Target Audience :
This article is for the folks who are completely new to kafka. When I started learning kafka I made some notes for my own purpose which I am sharing with all of you. I hope this will help you to understand kafka.
Retention Policy :
Till what time messages are stored in kafka ?
Old log messages is discarded after a fixed period of time identified by value of log.retention.hours or when the log reaches some predetermined size identified by value of log.retention.bytes.
Controller in kafka :
In a Kafka cluster, one of the brokers serves as the controller, which is responsible for managing the states of partitions and replicas and for performing administrative tasks like reassigning partition.
How to check which broker is the controller node ?
You can check this from ephermal znode created in zookeeper. Use zkCli.sh in order to log in to zookeeper terminal :
Do a get on /controller znode which will give a broker ID. Now you can check broker id from meta.properties file under kafka log directory where messages are store as described in first post :
# get /controller
Basic Operations in kafka :
Create a topic :
# bin/kafka-topics.sh --create --zookeeper zookeeper.example.com:2181 --replication-factor 2 --partitions 2 --topic Test
⁃ To List the Topic :
# kafka-topics.sh --list --zookeeper zookeeper.example.com:2181
⁃ Producer script to produce messages :
# bin/kafka-console-producer.sh --broker-list kafka.example.com:6667 --topic
⁃ Consumer script to consumer message :
# bin/kafka-console-consumer.sh --zookeeper zookeeper.example.com:2181 --topic --from-beginning
⁃ To describe a topic :
# bin/kafka-topics.sh --describe --zookeeper zookeeper.example.com:2181 --topic
⁃ To list the message from beginning :
# bin/kafka-console-consumer.sh --zookeeper zookeeper.example.com:2181 --from-beginning --topic
In my previous post we discussed that messages are stored in log files.

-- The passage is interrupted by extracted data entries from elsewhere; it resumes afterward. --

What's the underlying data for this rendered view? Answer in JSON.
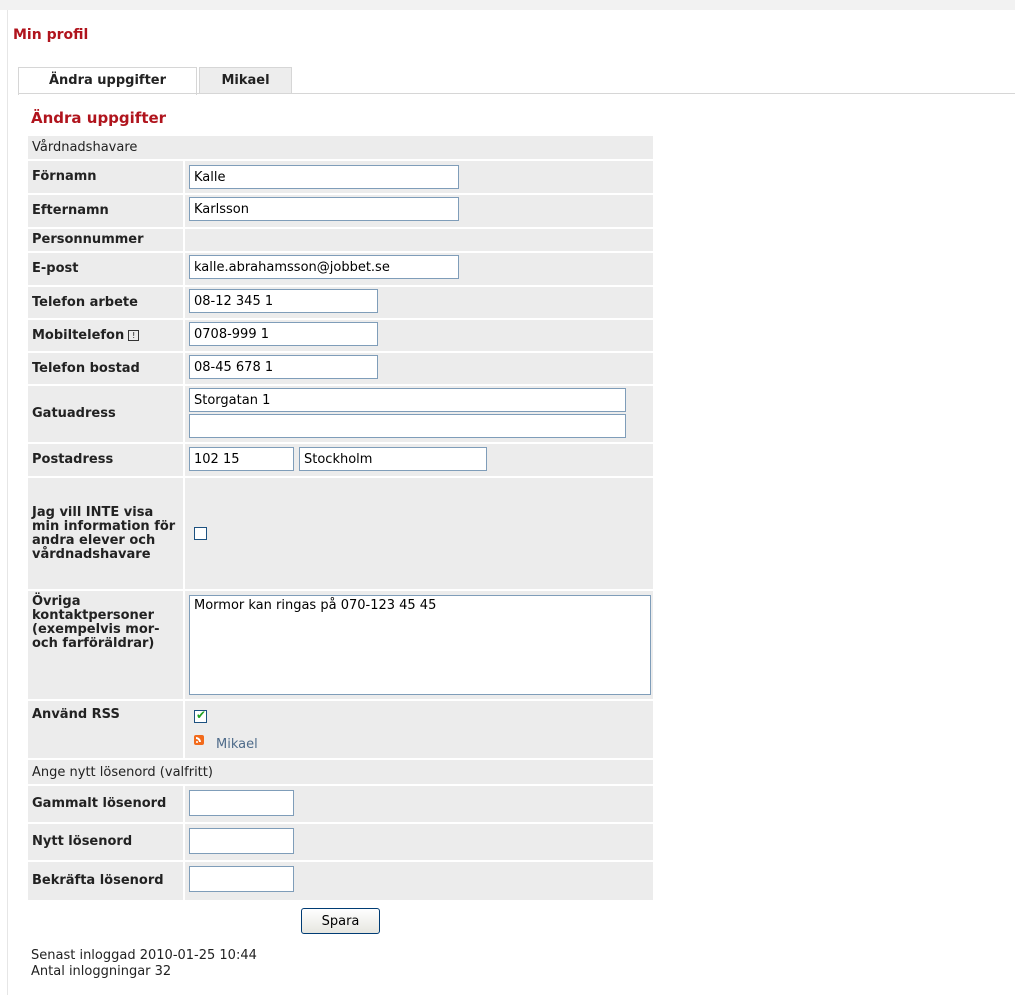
{
  "page_title": "Min profil",
  "tabs": [
    {
      "label": "Ändra uppgifter",
      "active": true
    },
    {
      "label": "Mikael",
      "active": false
    }
  ],
  "section_title": "Ändra uppgifter",
  "guardian_header": "Vårdnadshavare",
  "fields": {
    "fornamn": {
      "label": "Förnamn",
      "value": "Kalle"
    },
    "efternamn": {
      "label": "Efternamn",
      "value": "Karlsson"
    },
    "personnummer": {
      "label": "Personnummer"
    },
    "epost": {
      "label": "E-post",
      "value": "kalle.abrahamsson@jobbet.se"
    },
    "tel_arbete": {
      "label": "Telefon arbete",
      "value": "08-12 345 1"
    },
    "mobil": {
      "label": "Mobiltelefon",
      "value": "0708-999 1",
      "icon": "info-icon"
    },
    "tel_bostad": {
      "label": "Telefon bostad",
      "value": "08-45 678 1"
    },
    "gatuadress": {
      "label": "Gatuadress",
      "value1": "Storgatan 1",
      "value2": ""
    },
    "postadress": {
      "label": "Postadress",
      "postnummer": "102 15",
      "ort": "Stockholm"
    },
    "hide_info": {
      "label": "Jag vill INTE visa min information för andra elever och vårdnadshavare",
      "checked": false
    },
    "ovriga": {
      "label": "Övriga kontaktpersoner (exempelvis mor- och farföräldrar)",
      "value": "Mormor kan ringas på 070-123 45 45"
    },
    "rss": {
      "label": "Använd RSS",
      "checked": true,
      "feed_link": "Mikael"
    }
  },
  "password_header": "Ange nytt lösenord (valfritt)",
  "password_fields": {
    "old": {
      "label": "Gammalt lösenord"
    },
    "new": {
      "label": "Nytt lösenord"
    },
    "confirm": {
      "label": "Bekräfta lösenord"
    }
  },
  "save_label": "Spara",
  "footer": {
    "last_login": "Senast inloggad 2010-01-25 10:44",
    "login_count": "Antal inloggningar 32"
  },
  "colors": {
    "accent": "#b0141d",
    "row_bg": "#ececec",
    "input_border": "#7f9db9",
    "link": "#4e6b8a"
  }
}
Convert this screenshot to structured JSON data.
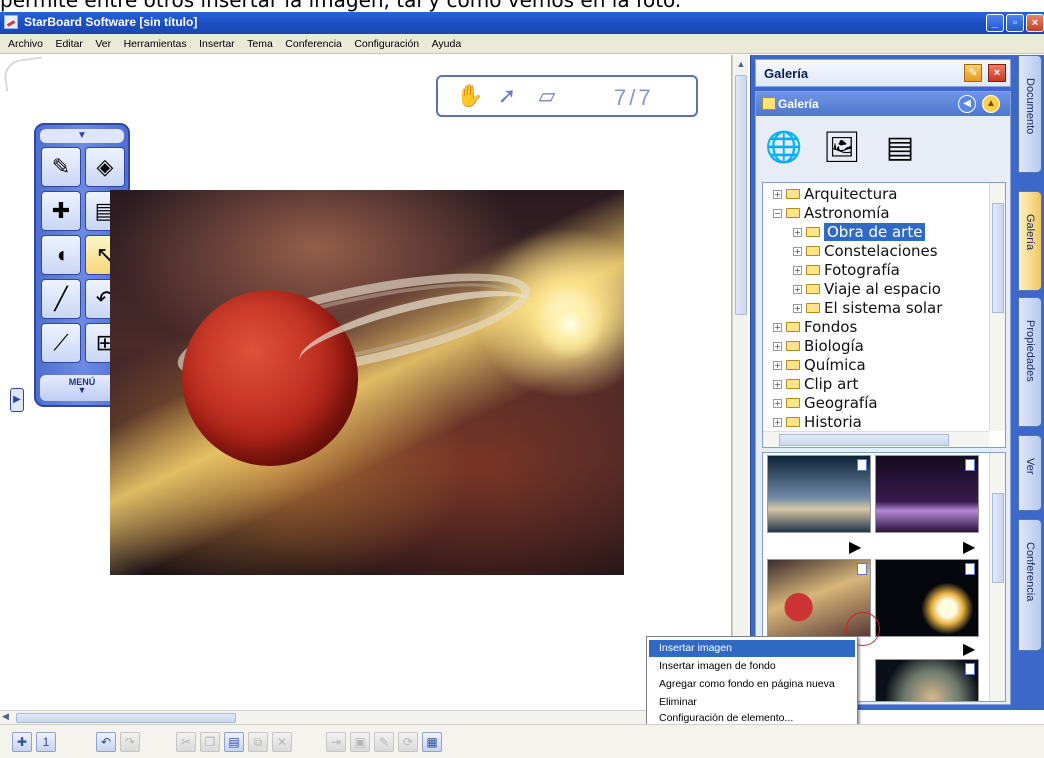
{
  "caption": "permite entre otros insertar la imagen, tal y como vemos en la foto.",
  "window": {
    "title": "StarBoard Software [sin título]"
  },
  "menu": [
    "Archivo",
    "Editar",
    "Ver",
    "Herramientas",
    "Insertar",
    "Tema",
    "Conferencia",
    "Configuración",
    "Ayuda"
  ],
  "page_nav": {
    "counter": "7/7"
  },
  "toolbox": {
    "menu_label": "MENÚ"
  },
  "panel": {
    "title": "Galería",
    "gallery_header": "Galería",
    "tree": [
      {
        "label": "Arquitectura",
        "level": 0,
        "expand": "+"
      },
      {
        "label": "Astronomía",
        "level": 0,
        "expand": "−"
      },
      {
        "label": "Obra de arte",
        "level": 1,
        "expand": "+",
        "selected": true
      },
      {
        "label": "Constelaciones",
        "level": 1,
        "expand": "+"
      },
      {
        "label": "Fotografía",
        "level": 1,
        "expand": "+"
      },
      {
        "label": "Viaje al espacio",
        "level": 1,
        "expand": "+"
      },
      {
        "label": "El sistema solar",
        "level": 1,
        "expand": "+"
      },
      {
        "label": "Fondos",
        "level": 0,
        "expand": "+"
      },
      {
        "label": "Biología",
        "level": 0,
        "expand": "+"
      },
      {
        "label": "Química",
        "level": 0,
        "expand": "+"
      },
      {
        "label": "Clip art",
        "level": 0,
        "expand": "+"
      },
      {
        "label": "Geografía",
        "level": 0,
        "expand": "+"
      },
      {
        "label": "Historia",
        "level": 0,
        "expand": "+"
      }
    ]
  },
  "side_tabs": [
    "Documento",
    "Galería",
    "Propiedades",
    "Ver",
    "Conferencia"
  ],
  "context_menu": [
    "Insertar imagen",
    "Insertar imagen de fondo",
    "Agregar como fondo en página nueva",
    "Eliminar",
    "Configuración de elemento..."
  ],
  "colors": {
    "accent": "#316ac5",
    "dock": "#3c68c9",
    "title_bar": "#1b4fc2"
  }
}
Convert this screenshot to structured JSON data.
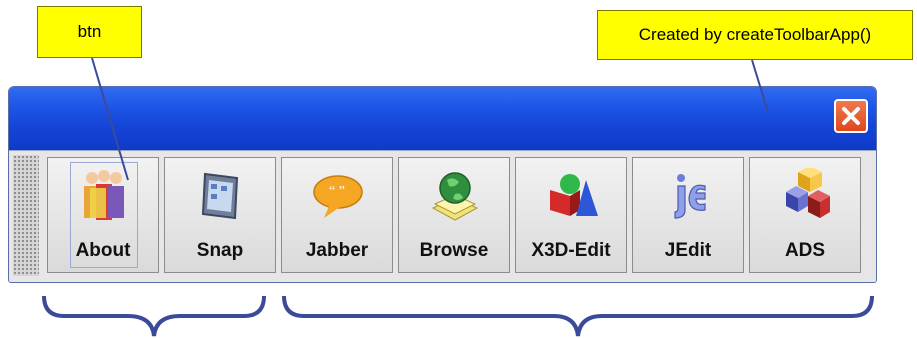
{
  "annotations": {
    "btn_callout": "btn",
    "created_callout": "Created by createToolbarApp()"
  },
  "window": {
    "close_icon": "close-icon",
    "title_color": "#1f56e8"
  },
  "toolbar": {
    "buttons": [
      {
        "label": "About",
        "icon": "people-icon"
      },
      {
        "label": "Snap",
        "icon": "tablet-icon"
      },
      {
        "label": "Jabber",
        "icon": "speech-bubble-icon"
      },
      {
        "label": "Browse",
        "icon": "globe-icon"
      },
      {
        "label": "X3D-Edit",
        "icon": "shapes-3d-icon"
      },
      {
        "label": "JEdit",
        "icon": "jedit-logo-icon"
      },
      {
        "label": "ADS",
        "icon": "cubes-icon"
      }
    ]
  }
}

# ls -ltr /kafka-logs/Test-0/
-rw-r--r--. 1 kafka hadoop 0 Aug 14 21:01 00000000000000000000.log
-rw-r--r--. 1 kafka hadoop 10485760 Aug 14 21:01 00000000000000000000.index
Let’s discuss about log and index file. What are these files ? what is the purpose of having two files ?
Log file is the actual file where messages are stored. You can call this as commit logs/ segments. There can be multiple log file / commit log / segments depending on the value of log.segment.bytes property. Once the value is reached kafka will create a new log file as well as corresponding index file.
For each message in this file, first 64 bytes contains its own offset information. Now if we want to look for a message of a specific offset it will take long time if log file is of huge size. It will have to go through entire log file starting from 1st offset till it reaches the desired offset. This is time consuming process.
Now let’s consider if you want to publish some messages data in kafka. For this kafka should be aware of last offset. kafka actually has to do such kind of lookups to determine the latest offset and be able to further increment incoming messages correctly.
Consider a situation where kafka wants to delete some messages from partition after their retention period is over. This operation will be time consuming as it has to go through entire log file.
This is why we have index file for each log file. Every log file will start with base offset (starting offset). Every new log file’s base offset will be greater that offset in previous log file.
Every entry in index file is made up of 8 bytes, 4 bytes to store relative offset to base offset and 4 bytes to store position of the message. let’s say the base offset is 10000000000000000000, rather than having to store next offsets 10000000000000000001 and 10000000000000000002 they are just 1 and 2.